Animal rights attacks were terrorism not activism, says Vasella

pharmafile | August 13, 2009 | News story | Research and Development, Sales and Marketing Animal tests, Novartis, Vasella 

Novartis chief executive Daniel Vasella has spoken for the first time of his shock at the arson attack on his Austrian holiday property.

Speaking from his home in Switzerland, in an interview with CNBC News, he said the perpetrators were terrorists.

"It's highly unpleasant, to say the least, to be attacked so directly and threatened. And of course it's the objective, to terrorise and instil fear," Vasella added.

Thought to be the work of animal rights protesters, his holiday home in Bach, Austria was set alight last week.

It followed last month's desecration of the grave of Vasella's mother in Chur, Switzerland, in which her ashes were stolen.
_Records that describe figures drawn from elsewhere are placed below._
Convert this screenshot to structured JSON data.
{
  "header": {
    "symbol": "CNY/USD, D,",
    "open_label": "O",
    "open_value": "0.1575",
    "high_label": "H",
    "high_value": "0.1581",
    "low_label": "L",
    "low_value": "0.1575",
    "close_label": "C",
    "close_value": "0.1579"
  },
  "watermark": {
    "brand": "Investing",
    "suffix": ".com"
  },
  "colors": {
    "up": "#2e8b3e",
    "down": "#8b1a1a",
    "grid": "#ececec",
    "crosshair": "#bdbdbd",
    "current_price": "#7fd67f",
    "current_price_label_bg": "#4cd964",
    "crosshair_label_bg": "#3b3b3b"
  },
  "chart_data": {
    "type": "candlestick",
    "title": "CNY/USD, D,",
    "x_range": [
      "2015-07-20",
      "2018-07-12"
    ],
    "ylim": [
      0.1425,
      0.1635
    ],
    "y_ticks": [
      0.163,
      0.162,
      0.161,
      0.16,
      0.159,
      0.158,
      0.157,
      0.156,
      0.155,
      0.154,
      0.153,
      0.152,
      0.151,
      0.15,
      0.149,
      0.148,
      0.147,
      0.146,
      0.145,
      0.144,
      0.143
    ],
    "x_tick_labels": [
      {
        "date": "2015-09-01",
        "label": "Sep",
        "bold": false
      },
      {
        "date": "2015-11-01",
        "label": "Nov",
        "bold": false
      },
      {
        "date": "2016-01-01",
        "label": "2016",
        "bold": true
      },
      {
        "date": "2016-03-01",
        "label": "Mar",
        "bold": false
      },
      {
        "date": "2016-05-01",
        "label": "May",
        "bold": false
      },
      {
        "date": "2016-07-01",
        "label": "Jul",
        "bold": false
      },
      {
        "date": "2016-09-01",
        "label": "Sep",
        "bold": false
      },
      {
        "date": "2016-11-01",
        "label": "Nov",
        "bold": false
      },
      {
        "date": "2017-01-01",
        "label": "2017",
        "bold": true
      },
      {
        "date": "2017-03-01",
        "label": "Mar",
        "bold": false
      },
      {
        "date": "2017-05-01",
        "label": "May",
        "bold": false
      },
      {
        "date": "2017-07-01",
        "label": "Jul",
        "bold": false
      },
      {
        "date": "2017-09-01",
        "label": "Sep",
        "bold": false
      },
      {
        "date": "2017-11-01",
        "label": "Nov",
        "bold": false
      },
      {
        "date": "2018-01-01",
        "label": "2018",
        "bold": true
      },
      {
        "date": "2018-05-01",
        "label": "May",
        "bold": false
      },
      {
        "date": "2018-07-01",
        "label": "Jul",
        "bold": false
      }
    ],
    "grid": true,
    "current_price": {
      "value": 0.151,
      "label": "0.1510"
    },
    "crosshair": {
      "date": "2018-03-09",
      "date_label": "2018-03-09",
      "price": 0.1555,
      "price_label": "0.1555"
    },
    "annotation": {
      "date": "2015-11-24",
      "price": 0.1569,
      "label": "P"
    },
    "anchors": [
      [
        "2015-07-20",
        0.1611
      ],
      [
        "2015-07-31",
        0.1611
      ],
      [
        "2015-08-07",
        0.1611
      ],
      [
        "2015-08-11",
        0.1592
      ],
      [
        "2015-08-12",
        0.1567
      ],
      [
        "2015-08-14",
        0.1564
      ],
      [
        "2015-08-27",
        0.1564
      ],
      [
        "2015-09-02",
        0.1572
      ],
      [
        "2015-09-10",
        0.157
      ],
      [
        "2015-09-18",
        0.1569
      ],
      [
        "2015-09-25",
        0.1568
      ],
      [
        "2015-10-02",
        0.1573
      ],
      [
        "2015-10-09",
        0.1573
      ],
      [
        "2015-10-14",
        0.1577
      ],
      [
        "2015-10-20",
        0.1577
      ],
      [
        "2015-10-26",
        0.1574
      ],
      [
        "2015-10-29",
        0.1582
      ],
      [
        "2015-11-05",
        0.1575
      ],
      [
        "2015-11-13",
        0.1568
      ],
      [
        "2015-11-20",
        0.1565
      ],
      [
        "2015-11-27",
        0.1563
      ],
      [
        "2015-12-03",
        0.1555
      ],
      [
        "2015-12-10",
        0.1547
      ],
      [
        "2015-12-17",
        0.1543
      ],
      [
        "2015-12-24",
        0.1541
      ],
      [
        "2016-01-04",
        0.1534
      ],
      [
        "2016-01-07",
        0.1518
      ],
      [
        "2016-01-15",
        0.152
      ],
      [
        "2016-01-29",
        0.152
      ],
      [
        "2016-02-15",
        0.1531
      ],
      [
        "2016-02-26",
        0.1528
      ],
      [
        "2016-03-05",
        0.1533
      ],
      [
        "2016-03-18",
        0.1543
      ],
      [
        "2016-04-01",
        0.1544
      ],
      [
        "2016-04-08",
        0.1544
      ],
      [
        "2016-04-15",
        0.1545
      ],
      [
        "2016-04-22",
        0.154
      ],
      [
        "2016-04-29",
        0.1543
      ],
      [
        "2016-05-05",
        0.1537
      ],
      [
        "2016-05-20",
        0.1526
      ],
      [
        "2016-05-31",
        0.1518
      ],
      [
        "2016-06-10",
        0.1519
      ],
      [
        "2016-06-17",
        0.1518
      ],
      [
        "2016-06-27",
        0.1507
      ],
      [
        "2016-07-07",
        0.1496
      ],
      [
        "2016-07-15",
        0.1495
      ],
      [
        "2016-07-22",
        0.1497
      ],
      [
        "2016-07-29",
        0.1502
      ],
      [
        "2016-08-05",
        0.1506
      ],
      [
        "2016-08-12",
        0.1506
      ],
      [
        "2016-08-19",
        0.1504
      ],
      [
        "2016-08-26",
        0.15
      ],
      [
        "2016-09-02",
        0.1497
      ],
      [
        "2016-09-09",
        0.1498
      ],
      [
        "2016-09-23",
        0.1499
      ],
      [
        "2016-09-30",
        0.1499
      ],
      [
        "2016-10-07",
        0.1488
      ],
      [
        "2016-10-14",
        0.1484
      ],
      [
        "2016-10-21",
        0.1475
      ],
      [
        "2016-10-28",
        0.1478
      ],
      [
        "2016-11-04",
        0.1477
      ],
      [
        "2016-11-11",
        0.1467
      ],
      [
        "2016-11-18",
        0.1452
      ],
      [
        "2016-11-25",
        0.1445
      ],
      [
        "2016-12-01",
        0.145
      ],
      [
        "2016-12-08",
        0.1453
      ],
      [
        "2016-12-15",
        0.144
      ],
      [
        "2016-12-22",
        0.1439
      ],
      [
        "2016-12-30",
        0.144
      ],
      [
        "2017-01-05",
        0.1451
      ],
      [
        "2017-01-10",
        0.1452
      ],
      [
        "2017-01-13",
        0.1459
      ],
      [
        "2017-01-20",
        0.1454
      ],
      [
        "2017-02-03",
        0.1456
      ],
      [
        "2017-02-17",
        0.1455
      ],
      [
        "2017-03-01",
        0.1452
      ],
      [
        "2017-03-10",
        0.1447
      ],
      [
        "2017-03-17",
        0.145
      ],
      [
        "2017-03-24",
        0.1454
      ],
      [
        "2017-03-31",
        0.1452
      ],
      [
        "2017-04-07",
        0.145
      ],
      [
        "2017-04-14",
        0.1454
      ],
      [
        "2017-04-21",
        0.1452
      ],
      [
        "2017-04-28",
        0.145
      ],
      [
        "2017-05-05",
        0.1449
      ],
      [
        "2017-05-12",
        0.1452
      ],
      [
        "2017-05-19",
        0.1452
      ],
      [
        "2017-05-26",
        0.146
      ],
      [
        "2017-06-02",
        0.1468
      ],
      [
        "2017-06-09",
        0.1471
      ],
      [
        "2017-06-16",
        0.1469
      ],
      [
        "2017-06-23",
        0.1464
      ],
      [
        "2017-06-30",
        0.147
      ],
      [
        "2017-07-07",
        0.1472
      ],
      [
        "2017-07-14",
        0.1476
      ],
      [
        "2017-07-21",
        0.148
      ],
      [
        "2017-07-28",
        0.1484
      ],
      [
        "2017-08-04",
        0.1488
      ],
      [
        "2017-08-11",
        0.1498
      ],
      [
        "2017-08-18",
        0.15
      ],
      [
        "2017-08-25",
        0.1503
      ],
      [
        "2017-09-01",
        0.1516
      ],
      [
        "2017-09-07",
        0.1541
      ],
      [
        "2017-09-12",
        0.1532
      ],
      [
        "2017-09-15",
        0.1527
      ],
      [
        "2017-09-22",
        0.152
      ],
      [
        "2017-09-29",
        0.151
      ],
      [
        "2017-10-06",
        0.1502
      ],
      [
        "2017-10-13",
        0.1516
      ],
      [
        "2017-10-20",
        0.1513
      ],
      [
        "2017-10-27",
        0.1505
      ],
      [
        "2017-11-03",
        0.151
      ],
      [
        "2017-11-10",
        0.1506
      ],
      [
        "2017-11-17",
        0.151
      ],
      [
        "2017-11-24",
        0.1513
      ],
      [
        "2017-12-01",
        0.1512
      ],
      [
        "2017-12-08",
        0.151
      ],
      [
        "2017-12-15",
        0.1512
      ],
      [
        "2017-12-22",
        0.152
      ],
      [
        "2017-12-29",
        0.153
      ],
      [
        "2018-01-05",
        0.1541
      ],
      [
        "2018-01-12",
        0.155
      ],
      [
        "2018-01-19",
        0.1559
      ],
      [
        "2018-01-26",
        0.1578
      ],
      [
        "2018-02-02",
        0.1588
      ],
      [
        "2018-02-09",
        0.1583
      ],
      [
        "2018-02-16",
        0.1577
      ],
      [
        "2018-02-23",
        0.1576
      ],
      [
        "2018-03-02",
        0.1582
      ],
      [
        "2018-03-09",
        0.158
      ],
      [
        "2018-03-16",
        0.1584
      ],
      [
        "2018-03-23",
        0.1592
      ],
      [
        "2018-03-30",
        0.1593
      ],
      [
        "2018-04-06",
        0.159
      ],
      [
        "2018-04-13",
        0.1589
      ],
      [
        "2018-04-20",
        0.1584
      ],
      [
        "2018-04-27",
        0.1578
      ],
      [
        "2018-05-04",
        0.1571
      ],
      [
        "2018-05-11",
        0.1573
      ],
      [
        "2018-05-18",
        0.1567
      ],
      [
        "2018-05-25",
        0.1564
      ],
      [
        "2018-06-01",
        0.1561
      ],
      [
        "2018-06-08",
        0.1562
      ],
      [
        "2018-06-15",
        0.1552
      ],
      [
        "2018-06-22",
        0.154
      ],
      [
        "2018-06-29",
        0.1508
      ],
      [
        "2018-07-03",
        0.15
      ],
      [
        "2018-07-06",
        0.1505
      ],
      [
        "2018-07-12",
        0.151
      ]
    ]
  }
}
"When you try to terrorise people and you burn their houses, when you desecrate graves and when you make death threats – to me, that is way beyond activism and I would call this, clearly, terrorism," he told CNBC's Mike Huckman.

Vasella and his family were not staying at the house when it was set on fire in the early hours of the morning, and he declined to say whether he thought they would have been harmed by the blaze, had they been there.

"I wouldn't want to speculate if and when we would have discovered the fire and if and when we could have escaped."

Asked if he had a message for the people who carried out the attack, he replied: "I think society needs to give the message because these people try to hinder medical progress and stand in front of new medicines for patients."

The slogan 'Drop HLS Now', a reference to UK animal research firm Huntingdon Life Sciences, was left on his mother's grave.

The activist group Stop Huntingdon Animal Cruelty (SHAC) has denied involvement and police have not named suspects.

But for Vasella the desecration brought back thoughts of the deaths of his father, and of his sister.

"It's also a completely new experience, and it's hurting, and a lot of old memories come up of the loss I experienced, especially my sister when she died of cancer and my father when I was 13."

"All these memories come up, and of course that's the intention."

Vasella concluded: "You try to deal with it in a rational way but without denying the feelings."

Novartis said it had no further comment to make on the issue when contacted by Pharmafocus.